Universiteit van Amsterdam

Hoogleraarsbenoemingen UvA

Mw. prof. dr. E.G. Smit (1967) is benoemd tot hoogleraar Media & Advertising aan de Faculteit der Maatschappij- en Gedragswetenschappen van de Universiteit van Amsterdam (UvA).

Edith Smit onderzoekt de rol van reclame in het dagelijkse leven en de effectiviteit van verschillende media formats. Bij haar onderzoek binnen de nieuwe leerstoel Media & Advertising ligt de nadruk op twee thema's die kenmerkend zijn voor ontwikkelingen in het medialandschap: de integratie van media en merken, en de toegenomen customisation van communicatie. Voorbeelden van deze ontwikkelingen zijn Rabobank, die zelf televisie maakt op Rabosport.nl en de iPhone-versie van het Engelse Kraft Foods-magazine met aanbiedingen op maat tijdens het boodschappen doen.

Smit is sinds 2007 bijzonder hoogleraar Customer Media aan de UvA. Voor die tijd was zij onder meer universitair hoofddocent Communicatiewetenschap aan dezelfde universiteit. Smit was acht jaar directeur van SWOCC, Stichting Wetenschappelijk Onderzoek Commerciële Communicatie. Zij ontving verschillende prijzen voor haar publicaties, zoals een Top Paper Award van de International Communication Association en een dissertatieprijs van de MarktOnderzoekAssociatie. Ook ontving Smit een Coq d'Honneur van het Genootschap voor Reclame voor haar inspanningen voor SWOCC.

Dhr. dr. T.E. Swierstra (1960) is benoemd tot bijzonder hoogleraar Filosofie en Ethiek in de levenswetenschappen vanuit Humanistisch perspectief aan de Faculteit der Natuurwetenschappen, Wiskunde en Informatica van de Universiteit van Amsterdam (UvA). De leerstoel is ingesteld vanwege de Stichting Socrates.
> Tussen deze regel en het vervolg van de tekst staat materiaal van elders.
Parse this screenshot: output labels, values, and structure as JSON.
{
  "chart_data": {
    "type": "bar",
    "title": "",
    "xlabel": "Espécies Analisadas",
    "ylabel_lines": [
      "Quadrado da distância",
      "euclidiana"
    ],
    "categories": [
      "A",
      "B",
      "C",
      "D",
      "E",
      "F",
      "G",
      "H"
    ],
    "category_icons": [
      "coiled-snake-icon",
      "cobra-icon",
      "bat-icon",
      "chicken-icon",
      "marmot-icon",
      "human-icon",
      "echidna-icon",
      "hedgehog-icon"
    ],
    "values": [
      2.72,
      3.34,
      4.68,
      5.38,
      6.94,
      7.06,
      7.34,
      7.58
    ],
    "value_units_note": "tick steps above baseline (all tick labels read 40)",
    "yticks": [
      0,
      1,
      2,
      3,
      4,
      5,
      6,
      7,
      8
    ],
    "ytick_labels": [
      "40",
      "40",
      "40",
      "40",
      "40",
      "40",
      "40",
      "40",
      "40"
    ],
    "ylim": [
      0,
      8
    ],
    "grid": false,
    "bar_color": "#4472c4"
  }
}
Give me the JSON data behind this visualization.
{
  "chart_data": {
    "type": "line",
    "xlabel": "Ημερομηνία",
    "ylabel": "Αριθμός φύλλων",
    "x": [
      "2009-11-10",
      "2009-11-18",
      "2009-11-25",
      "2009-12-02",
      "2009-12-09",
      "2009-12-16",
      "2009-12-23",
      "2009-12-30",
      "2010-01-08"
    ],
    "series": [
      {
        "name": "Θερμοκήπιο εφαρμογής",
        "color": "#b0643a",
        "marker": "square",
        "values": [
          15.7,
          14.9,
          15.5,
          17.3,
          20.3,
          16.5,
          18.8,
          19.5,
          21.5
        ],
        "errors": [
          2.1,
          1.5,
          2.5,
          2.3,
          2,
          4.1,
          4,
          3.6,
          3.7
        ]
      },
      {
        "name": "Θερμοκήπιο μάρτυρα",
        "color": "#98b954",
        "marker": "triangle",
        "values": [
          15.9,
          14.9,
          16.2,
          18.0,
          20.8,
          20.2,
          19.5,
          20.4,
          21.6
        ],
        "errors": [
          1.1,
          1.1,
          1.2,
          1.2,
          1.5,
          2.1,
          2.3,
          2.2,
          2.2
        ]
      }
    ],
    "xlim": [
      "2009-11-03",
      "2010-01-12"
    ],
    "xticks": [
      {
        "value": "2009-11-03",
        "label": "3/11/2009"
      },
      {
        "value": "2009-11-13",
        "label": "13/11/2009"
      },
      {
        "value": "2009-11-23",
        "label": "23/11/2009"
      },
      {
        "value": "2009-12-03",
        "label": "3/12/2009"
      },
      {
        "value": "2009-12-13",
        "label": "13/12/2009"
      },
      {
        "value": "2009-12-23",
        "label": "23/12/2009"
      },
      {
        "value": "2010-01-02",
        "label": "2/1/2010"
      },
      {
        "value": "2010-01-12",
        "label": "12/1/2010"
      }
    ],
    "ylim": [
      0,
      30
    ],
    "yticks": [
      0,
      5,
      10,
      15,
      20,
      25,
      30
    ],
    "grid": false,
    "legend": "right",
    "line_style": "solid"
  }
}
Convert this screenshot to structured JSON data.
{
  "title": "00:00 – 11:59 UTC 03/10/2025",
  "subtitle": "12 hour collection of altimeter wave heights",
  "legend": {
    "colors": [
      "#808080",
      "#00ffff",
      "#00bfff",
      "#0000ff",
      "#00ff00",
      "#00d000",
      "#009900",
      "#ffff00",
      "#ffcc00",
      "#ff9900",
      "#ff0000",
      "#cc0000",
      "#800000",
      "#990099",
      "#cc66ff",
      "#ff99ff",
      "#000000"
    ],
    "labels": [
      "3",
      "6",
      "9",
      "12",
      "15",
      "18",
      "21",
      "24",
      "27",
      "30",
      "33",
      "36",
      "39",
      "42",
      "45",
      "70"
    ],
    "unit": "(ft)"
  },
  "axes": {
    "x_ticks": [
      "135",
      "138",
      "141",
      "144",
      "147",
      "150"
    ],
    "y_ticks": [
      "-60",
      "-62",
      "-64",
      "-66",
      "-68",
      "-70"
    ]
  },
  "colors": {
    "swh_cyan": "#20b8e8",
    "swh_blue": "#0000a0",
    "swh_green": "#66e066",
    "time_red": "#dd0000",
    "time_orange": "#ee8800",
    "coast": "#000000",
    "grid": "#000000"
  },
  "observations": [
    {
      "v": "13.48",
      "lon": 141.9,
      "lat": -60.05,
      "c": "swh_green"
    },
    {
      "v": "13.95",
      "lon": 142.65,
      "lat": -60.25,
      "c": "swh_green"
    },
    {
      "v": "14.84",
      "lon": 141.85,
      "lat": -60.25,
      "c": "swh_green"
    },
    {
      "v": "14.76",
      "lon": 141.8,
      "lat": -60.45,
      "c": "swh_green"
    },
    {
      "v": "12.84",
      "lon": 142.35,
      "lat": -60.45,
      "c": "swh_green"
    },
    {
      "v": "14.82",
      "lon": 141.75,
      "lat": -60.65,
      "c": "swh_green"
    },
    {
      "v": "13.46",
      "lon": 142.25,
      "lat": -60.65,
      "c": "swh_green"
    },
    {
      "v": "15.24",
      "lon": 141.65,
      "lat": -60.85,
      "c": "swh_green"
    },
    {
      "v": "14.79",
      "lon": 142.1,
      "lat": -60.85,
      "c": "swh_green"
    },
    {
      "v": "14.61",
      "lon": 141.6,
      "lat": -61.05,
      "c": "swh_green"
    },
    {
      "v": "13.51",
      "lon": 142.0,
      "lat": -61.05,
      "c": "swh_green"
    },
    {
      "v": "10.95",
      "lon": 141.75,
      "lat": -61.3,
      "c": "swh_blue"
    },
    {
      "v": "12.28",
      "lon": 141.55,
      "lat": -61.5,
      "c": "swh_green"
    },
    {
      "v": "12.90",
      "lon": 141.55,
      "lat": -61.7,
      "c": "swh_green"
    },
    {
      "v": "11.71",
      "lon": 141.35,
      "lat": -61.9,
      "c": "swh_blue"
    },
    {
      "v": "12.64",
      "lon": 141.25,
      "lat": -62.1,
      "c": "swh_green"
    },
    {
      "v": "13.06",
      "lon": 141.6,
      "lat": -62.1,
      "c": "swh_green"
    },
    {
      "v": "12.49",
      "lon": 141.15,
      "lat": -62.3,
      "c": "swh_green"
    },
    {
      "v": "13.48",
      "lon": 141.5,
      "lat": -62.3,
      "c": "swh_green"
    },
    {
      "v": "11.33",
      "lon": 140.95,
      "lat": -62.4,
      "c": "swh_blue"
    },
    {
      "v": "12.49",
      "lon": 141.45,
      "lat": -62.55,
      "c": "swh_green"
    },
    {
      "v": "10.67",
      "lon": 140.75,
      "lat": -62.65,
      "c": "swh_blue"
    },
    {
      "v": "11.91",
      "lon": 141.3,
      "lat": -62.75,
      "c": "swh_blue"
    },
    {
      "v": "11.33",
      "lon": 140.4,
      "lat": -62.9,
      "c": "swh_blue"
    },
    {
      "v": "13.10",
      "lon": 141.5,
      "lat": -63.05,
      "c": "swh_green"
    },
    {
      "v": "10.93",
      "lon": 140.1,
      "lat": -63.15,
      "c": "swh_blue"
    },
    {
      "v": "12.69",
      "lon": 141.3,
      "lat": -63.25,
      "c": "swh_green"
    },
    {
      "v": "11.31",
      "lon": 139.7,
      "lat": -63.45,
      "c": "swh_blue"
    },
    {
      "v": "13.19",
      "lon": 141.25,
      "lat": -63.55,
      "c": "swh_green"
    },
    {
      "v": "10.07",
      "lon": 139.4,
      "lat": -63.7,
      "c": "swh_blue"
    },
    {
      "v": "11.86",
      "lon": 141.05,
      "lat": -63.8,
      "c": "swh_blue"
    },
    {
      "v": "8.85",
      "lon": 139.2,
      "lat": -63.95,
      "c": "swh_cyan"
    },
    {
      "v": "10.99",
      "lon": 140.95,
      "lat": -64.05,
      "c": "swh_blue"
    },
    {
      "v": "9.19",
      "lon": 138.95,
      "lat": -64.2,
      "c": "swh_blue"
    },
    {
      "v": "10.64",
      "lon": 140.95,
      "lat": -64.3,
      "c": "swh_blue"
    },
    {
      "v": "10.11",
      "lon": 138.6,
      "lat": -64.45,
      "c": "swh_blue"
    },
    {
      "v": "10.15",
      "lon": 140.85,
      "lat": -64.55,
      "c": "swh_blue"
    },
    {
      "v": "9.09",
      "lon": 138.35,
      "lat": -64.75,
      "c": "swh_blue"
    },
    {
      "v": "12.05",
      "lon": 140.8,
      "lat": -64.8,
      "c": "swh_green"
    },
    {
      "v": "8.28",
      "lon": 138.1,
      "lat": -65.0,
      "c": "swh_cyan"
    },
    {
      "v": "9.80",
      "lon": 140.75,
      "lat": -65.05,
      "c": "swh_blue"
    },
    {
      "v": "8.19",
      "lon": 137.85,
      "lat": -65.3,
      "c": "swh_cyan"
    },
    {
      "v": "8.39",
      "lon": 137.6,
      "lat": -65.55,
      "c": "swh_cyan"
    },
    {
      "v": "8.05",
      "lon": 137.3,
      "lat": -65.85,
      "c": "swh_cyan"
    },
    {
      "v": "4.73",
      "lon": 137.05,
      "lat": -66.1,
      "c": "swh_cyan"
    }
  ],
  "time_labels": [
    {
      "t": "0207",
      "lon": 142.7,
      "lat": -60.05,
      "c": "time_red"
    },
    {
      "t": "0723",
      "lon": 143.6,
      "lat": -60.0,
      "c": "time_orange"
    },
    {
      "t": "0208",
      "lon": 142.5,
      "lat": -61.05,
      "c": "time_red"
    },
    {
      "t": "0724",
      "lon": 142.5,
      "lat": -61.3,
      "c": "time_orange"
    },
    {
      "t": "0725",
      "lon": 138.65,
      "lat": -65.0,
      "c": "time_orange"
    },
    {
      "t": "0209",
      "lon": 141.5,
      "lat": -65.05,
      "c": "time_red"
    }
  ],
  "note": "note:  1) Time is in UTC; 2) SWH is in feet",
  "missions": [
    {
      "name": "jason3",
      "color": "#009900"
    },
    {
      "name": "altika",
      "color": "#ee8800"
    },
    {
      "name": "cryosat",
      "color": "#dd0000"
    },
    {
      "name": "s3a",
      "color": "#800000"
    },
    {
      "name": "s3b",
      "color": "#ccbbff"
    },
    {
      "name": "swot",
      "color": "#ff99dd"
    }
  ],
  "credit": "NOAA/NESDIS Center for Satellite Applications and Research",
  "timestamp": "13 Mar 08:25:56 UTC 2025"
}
Tsjalling Edsger Swierstra bestudeert hoe ethische en politieke overtuigingen wetenschappelijk en technologisch onderzoek beïnvloeden, maar ook hoe - andersom - wetenschap en technologie leiden tot veranderingen in onze moraal, onze levensbeschouwing en onze politiek. Hoe kunnen we de dynamische wisselwerking tussen wetenschap en techniek enerzijds, ethiek en politiek anderzijds, analyseren, evalueren, en erop anticiperen? Het humanisme vormt voor Swierstra tegelijk een inspiratiebron en een opgave. Inspiratiebron, omdat humanisten moraal en politiek begrijpen als product van menselijke inventiviteit, en daarmee als onderwerp van leerprocessen en revisies. Wetenschap en technologie zijn dynamische krachten die het bestaande voortdurend uitdagen. Alleen als de moraal ook dynamisch leert te zijn, heeft zij kans om de richting van de wetenschappelijke en technologische ontwikkeling te beïnvloeden. Het humanisme vormt ook een opgave, omdat het opnieuw overdacht moet worden in het licht van de nieuwe levenswetenschappen. Als ook de menselijke natuur maakbaar wordt, in hoeverre kan het humanisme zich daar dan nog op beroepen?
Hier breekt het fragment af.